- Pitcher
- Born: April 14, 1935 San Francisco, California, US
- Died: June 13, 2003 (aged 68) Lodi, California, US
- Batted: LeftThrew: Left

MLB debut
- June 26, 1958, for the Cincinnati Redlegs

Last MLB appearance
- July 6, 1958, for the Cincinnati Redlegs

MLB statistics
- Win–loss record: 0–0
- Earned run average: 4.91
- Strikeouts: 3
- Stats at Baseball Reference

Teams
- Cincinnati Redlegs (1958);

= Gene Hayden =

American baseball player (1935-2003)

Eugene Franklin "Lefty" Hayden (April 14, 1935 – June 13, 2003) was an American professional baseball player who had a brief career in Major League Baseball as a relief pitcher for the Cincinnati Redlegs in 1958. The native of San Francisco, listed at 6 ft 2 in and 175 lb, threw and batted left-handed.

==Biography==
Hayden, a successful pitcher for Rio Vista High School in California, signed a professional contract in mid-1954 with the Seattle Rainiers of the Pacific Coast League. That season, he played for the Tucson Cowboys in the Arizona–Texas League, then in 1955 played primarily for the Wenatchee Chiefs of the Northwest League. When the Rainiers became an affiliate of the Redlegs in 1956, he joined the Cincinnati organization, playing primarily for the Savannah Redlegs of the South Atlantic League during that season, before spending all of the 1957 season with the Rainiers.
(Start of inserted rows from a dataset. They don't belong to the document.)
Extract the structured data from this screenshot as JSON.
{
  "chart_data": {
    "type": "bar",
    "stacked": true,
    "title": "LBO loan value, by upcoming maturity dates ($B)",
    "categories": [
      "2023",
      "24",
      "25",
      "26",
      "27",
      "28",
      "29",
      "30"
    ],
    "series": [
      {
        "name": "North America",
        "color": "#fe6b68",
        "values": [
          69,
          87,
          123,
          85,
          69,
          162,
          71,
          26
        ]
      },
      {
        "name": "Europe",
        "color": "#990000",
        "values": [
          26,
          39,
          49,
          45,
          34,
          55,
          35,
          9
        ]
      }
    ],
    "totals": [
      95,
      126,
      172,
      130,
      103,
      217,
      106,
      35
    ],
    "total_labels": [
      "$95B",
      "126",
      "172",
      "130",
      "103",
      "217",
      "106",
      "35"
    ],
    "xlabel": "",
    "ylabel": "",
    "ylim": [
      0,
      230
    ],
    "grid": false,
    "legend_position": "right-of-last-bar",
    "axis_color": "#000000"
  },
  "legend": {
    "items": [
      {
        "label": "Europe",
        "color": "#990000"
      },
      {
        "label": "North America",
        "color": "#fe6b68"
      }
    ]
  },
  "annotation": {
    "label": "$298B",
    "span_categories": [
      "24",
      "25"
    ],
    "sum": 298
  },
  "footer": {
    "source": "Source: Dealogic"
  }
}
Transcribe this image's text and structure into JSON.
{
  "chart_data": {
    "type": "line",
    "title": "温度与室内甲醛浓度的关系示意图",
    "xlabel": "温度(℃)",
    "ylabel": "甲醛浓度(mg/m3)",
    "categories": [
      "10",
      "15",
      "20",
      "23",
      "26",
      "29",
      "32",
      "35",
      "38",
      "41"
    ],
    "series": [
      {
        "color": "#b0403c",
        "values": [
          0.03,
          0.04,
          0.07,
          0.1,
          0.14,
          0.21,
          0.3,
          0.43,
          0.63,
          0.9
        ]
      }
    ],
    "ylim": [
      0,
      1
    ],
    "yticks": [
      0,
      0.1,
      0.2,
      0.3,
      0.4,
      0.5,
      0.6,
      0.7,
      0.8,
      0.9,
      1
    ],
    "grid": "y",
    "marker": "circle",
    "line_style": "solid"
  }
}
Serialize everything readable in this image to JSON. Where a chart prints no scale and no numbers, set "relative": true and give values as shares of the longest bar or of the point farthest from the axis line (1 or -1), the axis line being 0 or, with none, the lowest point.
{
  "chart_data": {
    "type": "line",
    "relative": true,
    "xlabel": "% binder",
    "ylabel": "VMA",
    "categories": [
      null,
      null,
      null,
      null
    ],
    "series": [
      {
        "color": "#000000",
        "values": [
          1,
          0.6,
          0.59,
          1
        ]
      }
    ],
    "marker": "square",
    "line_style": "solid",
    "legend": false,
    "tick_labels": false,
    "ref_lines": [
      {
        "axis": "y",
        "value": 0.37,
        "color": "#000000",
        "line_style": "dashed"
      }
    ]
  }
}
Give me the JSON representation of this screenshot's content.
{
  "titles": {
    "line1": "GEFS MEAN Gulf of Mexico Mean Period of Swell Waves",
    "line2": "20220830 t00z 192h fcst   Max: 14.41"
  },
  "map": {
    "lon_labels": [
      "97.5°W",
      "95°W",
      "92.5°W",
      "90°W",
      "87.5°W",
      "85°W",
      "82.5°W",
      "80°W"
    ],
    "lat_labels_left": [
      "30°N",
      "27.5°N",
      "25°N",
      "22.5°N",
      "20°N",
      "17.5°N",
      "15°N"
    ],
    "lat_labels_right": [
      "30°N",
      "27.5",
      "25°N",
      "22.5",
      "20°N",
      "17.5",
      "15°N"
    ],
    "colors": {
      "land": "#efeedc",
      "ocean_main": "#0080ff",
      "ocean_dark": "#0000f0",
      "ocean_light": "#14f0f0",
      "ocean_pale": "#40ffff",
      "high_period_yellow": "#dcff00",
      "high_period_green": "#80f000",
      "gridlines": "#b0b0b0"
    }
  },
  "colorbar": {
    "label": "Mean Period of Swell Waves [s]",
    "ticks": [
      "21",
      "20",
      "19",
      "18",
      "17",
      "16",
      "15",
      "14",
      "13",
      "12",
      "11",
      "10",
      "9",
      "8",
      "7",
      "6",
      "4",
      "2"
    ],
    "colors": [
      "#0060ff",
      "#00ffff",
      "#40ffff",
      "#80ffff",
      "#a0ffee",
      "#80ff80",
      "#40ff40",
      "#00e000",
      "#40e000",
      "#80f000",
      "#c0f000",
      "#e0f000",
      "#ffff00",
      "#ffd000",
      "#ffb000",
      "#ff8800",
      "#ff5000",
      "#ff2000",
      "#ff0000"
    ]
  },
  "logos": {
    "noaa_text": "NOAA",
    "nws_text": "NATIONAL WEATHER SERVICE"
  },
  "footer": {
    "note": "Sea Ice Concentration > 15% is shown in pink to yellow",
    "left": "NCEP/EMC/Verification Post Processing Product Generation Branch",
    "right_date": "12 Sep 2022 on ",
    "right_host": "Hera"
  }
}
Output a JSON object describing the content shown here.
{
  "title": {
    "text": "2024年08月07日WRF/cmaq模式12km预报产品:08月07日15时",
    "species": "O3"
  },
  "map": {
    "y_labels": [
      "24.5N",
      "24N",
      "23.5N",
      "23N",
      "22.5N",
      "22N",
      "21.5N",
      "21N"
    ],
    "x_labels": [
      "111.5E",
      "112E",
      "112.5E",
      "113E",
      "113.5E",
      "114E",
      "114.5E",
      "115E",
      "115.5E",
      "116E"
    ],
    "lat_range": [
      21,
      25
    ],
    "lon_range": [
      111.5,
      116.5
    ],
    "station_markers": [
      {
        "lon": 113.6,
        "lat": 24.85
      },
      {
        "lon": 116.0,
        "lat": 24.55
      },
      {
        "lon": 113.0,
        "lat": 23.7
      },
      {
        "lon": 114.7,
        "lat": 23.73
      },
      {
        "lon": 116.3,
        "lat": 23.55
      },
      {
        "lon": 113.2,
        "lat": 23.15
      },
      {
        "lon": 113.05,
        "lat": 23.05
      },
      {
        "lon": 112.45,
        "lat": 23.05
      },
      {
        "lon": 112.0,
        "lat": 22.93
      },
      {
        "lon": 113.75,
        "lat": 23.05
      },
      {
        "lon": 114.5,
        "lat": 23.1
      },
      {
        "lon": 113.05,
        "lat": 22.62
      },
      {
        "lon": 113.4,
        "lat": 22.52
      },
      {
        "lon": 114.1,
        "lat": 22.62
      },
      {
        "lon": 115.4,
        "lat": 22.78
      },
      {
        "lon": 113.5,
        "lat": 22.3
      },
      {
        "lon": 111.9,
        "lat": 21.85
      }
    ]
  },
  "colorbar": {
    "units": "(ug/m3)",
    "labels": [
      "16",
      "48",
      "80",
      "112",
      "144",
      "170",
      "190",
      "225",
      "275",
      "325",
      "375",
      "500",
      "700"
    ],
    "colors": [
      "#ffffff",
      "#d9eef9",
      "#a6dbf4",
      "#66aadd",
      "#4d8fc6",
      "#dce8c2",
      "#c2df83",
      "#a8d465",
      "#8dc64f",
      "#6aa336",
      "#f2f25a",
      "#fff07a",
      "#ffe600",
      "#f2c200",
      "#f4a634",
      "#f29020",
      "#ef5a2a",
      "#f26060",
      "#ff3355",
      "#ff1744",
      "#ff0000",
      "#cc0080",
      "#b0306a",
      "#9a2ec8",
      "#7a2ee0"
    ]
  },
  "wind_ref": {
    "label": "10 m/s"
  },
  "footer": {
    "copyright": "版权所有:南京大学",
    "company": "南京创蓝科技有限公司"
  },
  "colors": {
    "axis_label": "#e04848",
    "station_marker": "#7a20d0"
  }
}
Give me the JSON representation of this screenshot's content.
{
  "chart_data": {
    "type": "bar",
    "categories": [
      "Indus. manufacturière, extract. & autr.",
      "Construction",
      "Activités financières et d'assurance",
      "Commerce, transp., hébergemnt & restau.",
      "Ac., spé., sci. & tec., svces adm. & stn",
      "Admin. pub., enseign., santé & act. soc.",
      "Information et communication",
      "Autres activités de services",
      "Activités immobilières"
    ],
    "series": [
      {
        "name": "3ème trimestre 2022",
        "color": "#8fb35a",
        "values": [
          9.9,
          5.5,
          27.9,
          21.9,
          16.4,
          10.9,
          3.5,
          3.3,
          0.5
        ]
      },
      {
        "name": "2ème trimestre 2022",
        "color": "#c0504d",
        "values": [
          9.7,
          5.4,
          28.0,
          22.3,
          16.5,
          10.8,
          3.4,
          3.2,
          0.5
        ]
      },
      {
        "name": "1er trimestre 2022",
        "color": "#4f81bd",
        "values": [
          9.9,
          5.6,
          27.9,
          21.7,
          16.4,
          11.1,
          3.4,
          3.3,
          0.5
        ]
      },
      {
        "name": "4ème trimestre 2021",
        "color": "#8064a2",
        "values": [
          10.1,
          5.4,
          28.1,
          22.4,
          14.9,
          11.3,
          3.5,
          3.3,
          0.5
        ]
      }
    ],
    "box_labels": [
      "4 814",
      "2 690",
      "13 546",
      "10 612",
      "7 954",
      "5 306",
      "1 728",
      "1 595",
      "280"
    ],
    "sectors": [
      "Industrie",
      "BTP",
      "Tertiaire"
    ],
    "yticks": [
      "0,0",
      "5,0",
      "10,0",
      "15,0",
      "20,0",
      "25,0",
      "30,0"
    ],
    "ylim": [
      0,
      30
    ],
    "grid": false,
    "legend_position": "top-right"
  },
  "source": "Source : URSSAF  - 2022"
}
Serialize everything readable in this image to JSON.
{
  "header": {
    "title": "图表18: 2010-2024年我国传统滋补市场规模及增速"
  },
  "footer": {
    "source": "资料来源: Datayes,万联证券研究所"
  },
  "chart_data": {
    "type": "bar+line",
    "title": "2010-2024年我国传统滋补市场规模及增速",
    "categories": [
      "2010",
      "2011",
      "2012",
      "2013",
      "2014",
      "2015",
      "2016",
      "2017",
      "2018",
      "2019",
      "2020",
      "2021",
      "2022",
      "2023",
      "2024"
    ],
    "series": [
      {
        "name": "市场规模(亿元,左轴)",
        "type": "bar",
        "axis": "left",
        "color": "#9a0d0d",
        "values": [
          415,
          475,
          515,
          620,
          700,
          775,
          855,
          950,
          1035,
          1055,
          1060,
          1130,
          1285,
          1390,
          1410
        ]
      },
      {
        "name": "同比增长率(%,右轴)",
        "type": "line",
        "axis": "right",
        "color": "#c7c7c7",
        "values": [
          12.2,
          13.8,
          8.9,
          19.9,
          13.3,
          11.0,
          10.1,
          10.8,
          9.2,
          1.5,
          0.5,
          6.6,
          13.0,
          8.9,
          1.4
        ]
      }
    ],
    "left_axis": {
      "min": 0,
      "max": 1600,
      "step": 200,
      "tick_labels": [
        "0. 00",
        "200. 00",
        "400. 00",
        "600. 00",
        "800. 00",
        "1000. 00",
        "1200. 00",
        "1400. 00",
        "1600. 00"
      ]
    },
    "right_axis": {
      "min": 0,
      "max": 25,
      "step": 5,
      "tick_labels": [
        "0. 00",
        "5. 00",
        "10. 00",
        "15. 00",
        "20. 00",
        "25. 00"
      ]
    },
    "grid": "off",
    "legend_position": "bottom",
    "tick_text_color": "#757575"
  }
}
Hayden was called up from the minor leagues in the middle of the 1958 campaign, and pitched in three games for Cincinnati. He was effective in his first two outings, hurling a total of 2 1/3 scoreless innings on June 26 and June 30 against the San Francisco Giants and Milwaukee Braves, respectively. But in his third appearance, against the Philadelphia Phillies on July 6, he gave up four hits, a walk and two earned runs in only one inning pitched. The next day, he was returned to the minor leagues when Cincinnati called up outfielder Danny Morejón. Hayden did not return to the major leagues. He played for the minor league Havana Sugar Kings and Nashville Vols during the 1958 season, his last in professional baseball.

During his baseball career, Hayden pitched in a total of 165 minor league games, compiling a win–loss record of 53–46. While sometimes referred to as "Lefty", a common nickname for left-handed pitchers, Hayden was primarily called "Gene". In 1960, he was hired as a police officer in Rio Vista; he was still with the department in 1969 as a sergeant. As of November 1992, Hayden was working at a substance abuse treatment center in Herald, California, and noted that he was a recovering alcoholic and had spent 1980 homeless in Los Angeles. Hayden died in Lodi, California, at age 68 in 2003.